„Aus Zorn und Mitleid, Ewald Sixtus!… O Eva, Eva, liebe, liebe Schwester, behalte mich bei dir unter deines Vaters Dache diese Nacht!… Nein, nein!… Just, o lieber Just, wie bin ich nur hierher gekommen? wo soll ich bleiben?“

Zum ersten Mal in dieser treuen, wahren Lebensgeschichte klang die Stimme des Vetters ärgerlich, ja fast böse, als er sich erhob und sagte:

„Bei mir — Just Everstein! Eine Nacht geht bald vorüber. Auf Schloß Werden, Gräfin Irene Everstein! Ich schaffe dir in dem alten Spuknest als alter amerikanischer Hinterwäldler und Baumfäller ein Strohlager und ein Bund Heu unter den wilden Kopf. Kommt herein zu dem Vater; Eva hat zwei Lichter neben sein Bett gestellt, wir wollen dabei den Kauf richtig machen, Ewald! Ich, Just Everstein vom Steinhofe, bin hiermit Eigentümer und Herr von Schloß Werden!“ …

Es ist nicht die Kraft, es ist die Angst des gefangenen Edelfalken, die das Schreckliche ist und das Publikum vor den Gittern des Käfichts am meisten interessiert; ich aber verspüre an dieser Stelle am allerwenigsten das Bedürfnis, die Frau Baronin Rehlen interessant zu machen durch ihr Flattern und Flügelschlagen. Habe auch kein Recht dazu.

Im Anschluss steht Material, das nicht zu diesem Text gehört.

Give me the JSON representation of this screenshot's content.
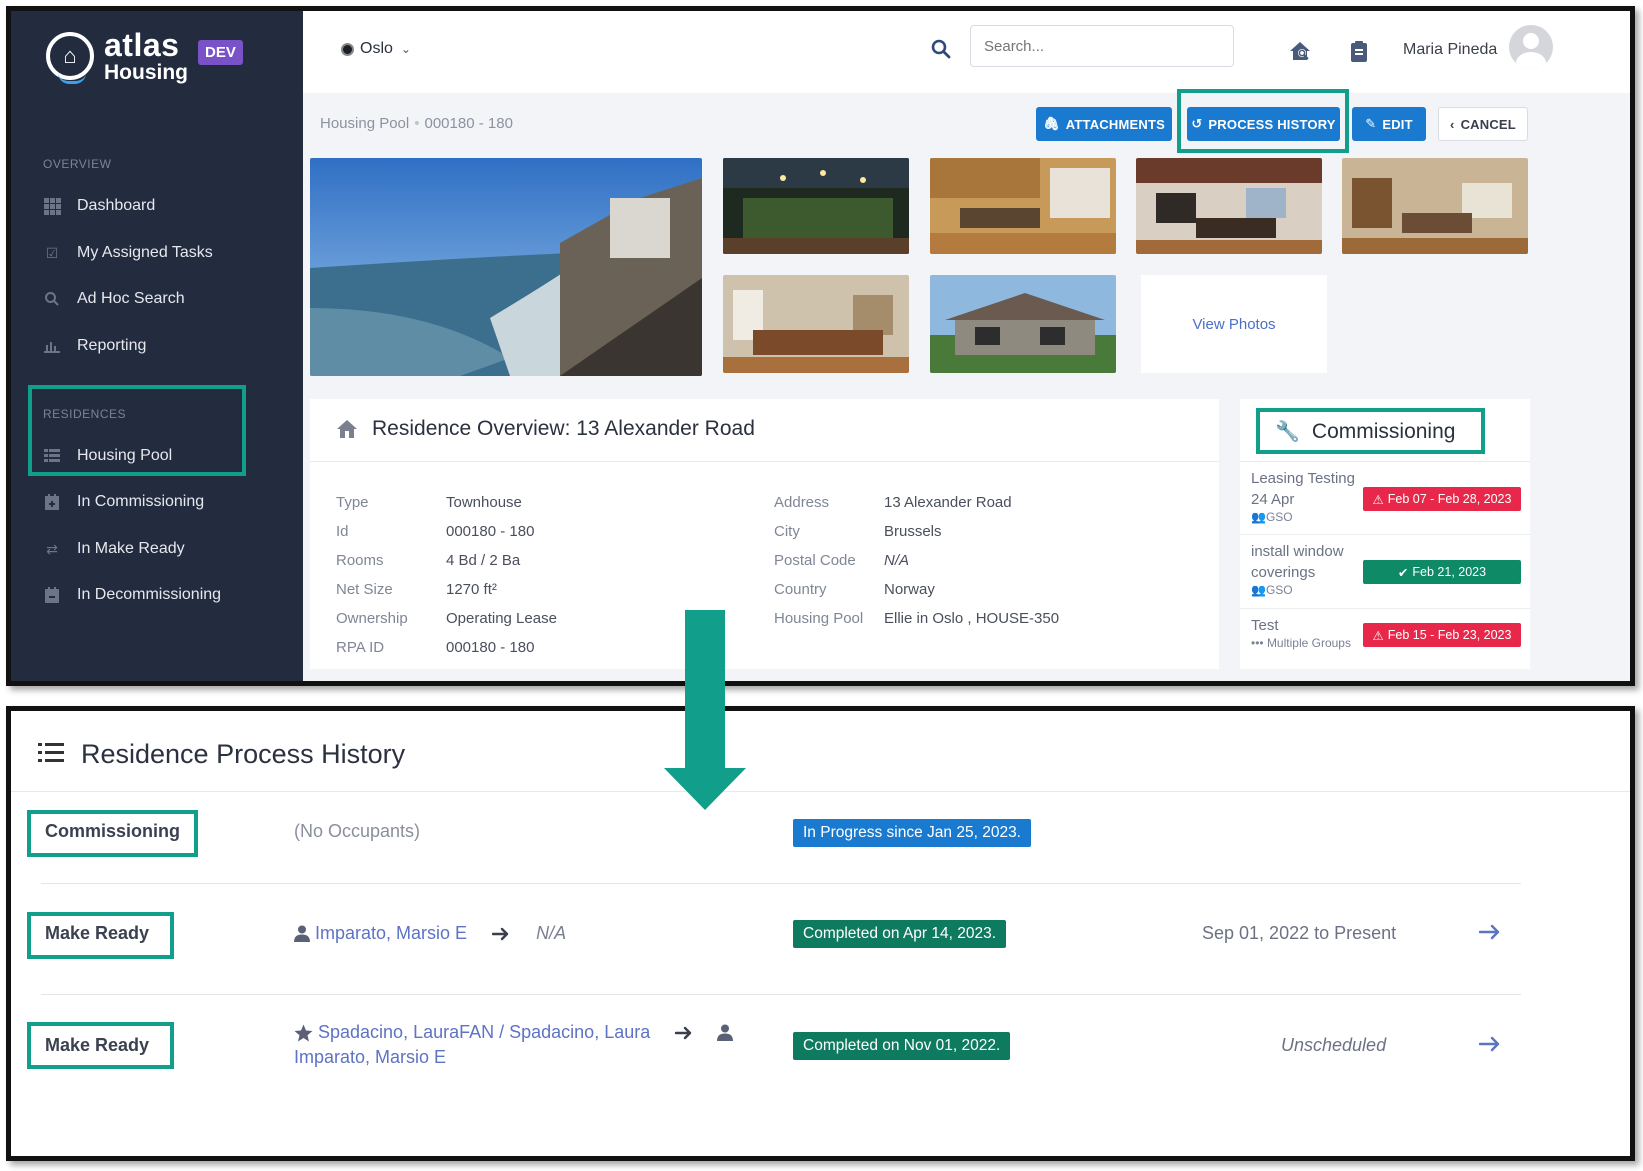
{
  "app": {
    "logo_line1": "atlas",
    "logo_line2": "Housing",
    "env_badge": "DEV"
  },
  "sidebar": {
    "overview_label": "OVERVIEW",
    "residences_label": "RESIDENCES",
    "overview_items": [
      {
        "label": "Dashboard",
        "icon": "grid-icon"
      },
      {
        "label": "My Assigned Tasks",
        "icon": "check-square-icon"
      },
      {
        "label": "Ad Hoc Search",
        "icon": "search-icon"
      },
      {
        "label": "Reporting",
        "icon": "bar-chart-icon"
      }
    ],
    "residence_items": [
      {
        "label": "Housing Pool",
        "icon": "list-icon"
      },
      {
        "label": "In Commissioning",
        "icon": "calendar-plus-icon"
      },
      {
        "label": "In Make Ready",
        "icon": "refresh-icon"
      },
      {
        "label": "In Decommissioning",
        "icon": "calendar-minus-icon"
      }
    ]
  },
  "topbar": {
    "city": "Oslo",
    "search_placeholder": "Search...",
    "user_name": "Maria Pineda"
  },
  "breadcrumb": {
    "root": "Housing Pool",
    "separator": "•",
    "current": "000180 - 180"
  },
  "actions": {
    "attachments": "ATTACHMENTS",
    "process_history": "PROCESS HISTORY",
    "edit": "EDIT",
    "cancel": "CANCEL"
  },
  "photos": {
    "view_photos": "View Photos"
  },
  "overview": {
    "title": "Residence Overview: 13 Alexander Road",
    "left": [
      {
        "key": "Type",
        "value": "Townhouse"
      },
      {
        "key": "Id",
        "value": "000180 - 180"
      },
      {
        "key": "Rooms",
        "value": "4 Bd / 2 Ba"
      },
      {
        "key": "Net Size",
        "value": "1270 ft²"
      },
      {
        "key": "Ownership",
        "value": "Operating Lease"
      },
      {
        "key": "RPA ID",
        "value": "000180 - 180"
      }
    ],
    "right": [
      {
        "key": "Address",
        "value": "13 Alexander Road"
      },
      {
        "key": "City",
        "value": "Brussels"
      },
      {
        "key": "Postal Code",
        "value": "N/A"
      },
      {
        "key": "Country",
        "value": "Norway"
      },
      {
        "key": "Housing Pool",
        "value": "Ellie in Oslo , HOUSE-350"
      }
    ]
  },
  "commissioning": {
    "title": "Commissioning",
    "items": [
      {
        "name_line1": "Leasing Testing",
        "name_line2": "24 Apr",
        "group": "GSO",
        "badge": "Feb 07 - Feb 28, 2023",
        "status": "overdue"
      },
      {
        "name_line1": "install window",
        "name_line2": "coverings",
        "group": "GSO",
        "badge": "Feb 21, 2023",
        "status": "done"
      },
      {
        "name_line1": "Test",
        "name_line2": "",
        "group": "Multiple Groups",
        "badge": "Feb 15 - Feb 23, 2023",
        "status": "overdue"
      }
    ]
  },
  "process_history": {
    "title": "Residence Process History",
    "rows": [
      {
        "stage": "Commissioning",
        "occupant_from": "(No Occupants)",
        "occupant_to": "",
        "status": "In Progress since Jan 25, 2023.",
        "period": ""
      },
      {
        "stage": "Make Ready",
        "occupant_from": "Imparato, Marsio E",
        "occupant_to": "N/A",
        "status": "Completed on Apr 14, 2023.",
        "period": "Sep 01, 2022 to Present"
      },
      {
        "stage": "Make Ready",
        "occupant_from": "Spadacino, LauraFAN / Spadacino, Laura",
        "occupant_to": "Imparato, Marsio E",
        "status": "Completed on Nov 01, 2022.",
        "period": "Unscheduled"
      }
    ]
  },
  "colors": {
    "highlight": "#119e8b",
    "sidebar_bg": "#232b3e",
    "primary_blue": "#1a7ad0",
    "overdue_red": "#e8284a",
    "done_green": "#0e8a66"
  }
}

Wir gingen wohl zu dem toten Vater hinein, aber nicht um einen Handelskontrakt neben den zwei Lichtern, die sein stilles, friedliches, freundliches Greisengesicht beleuchteten, abzuschließen. Irene stand an Ewalds Schulter gelehnt, von seinem Arm umschlungen, und weinte leise und flüsterte:

„Kannst du mich denn noch lieb haben?“

Er war unverbesserlich, der brave Freund Ewald Sixtus! er hätte wirklich schon von Geburt aus als Irländer in diese nüchtern-tragische Welt hineingesetzt werden sollen.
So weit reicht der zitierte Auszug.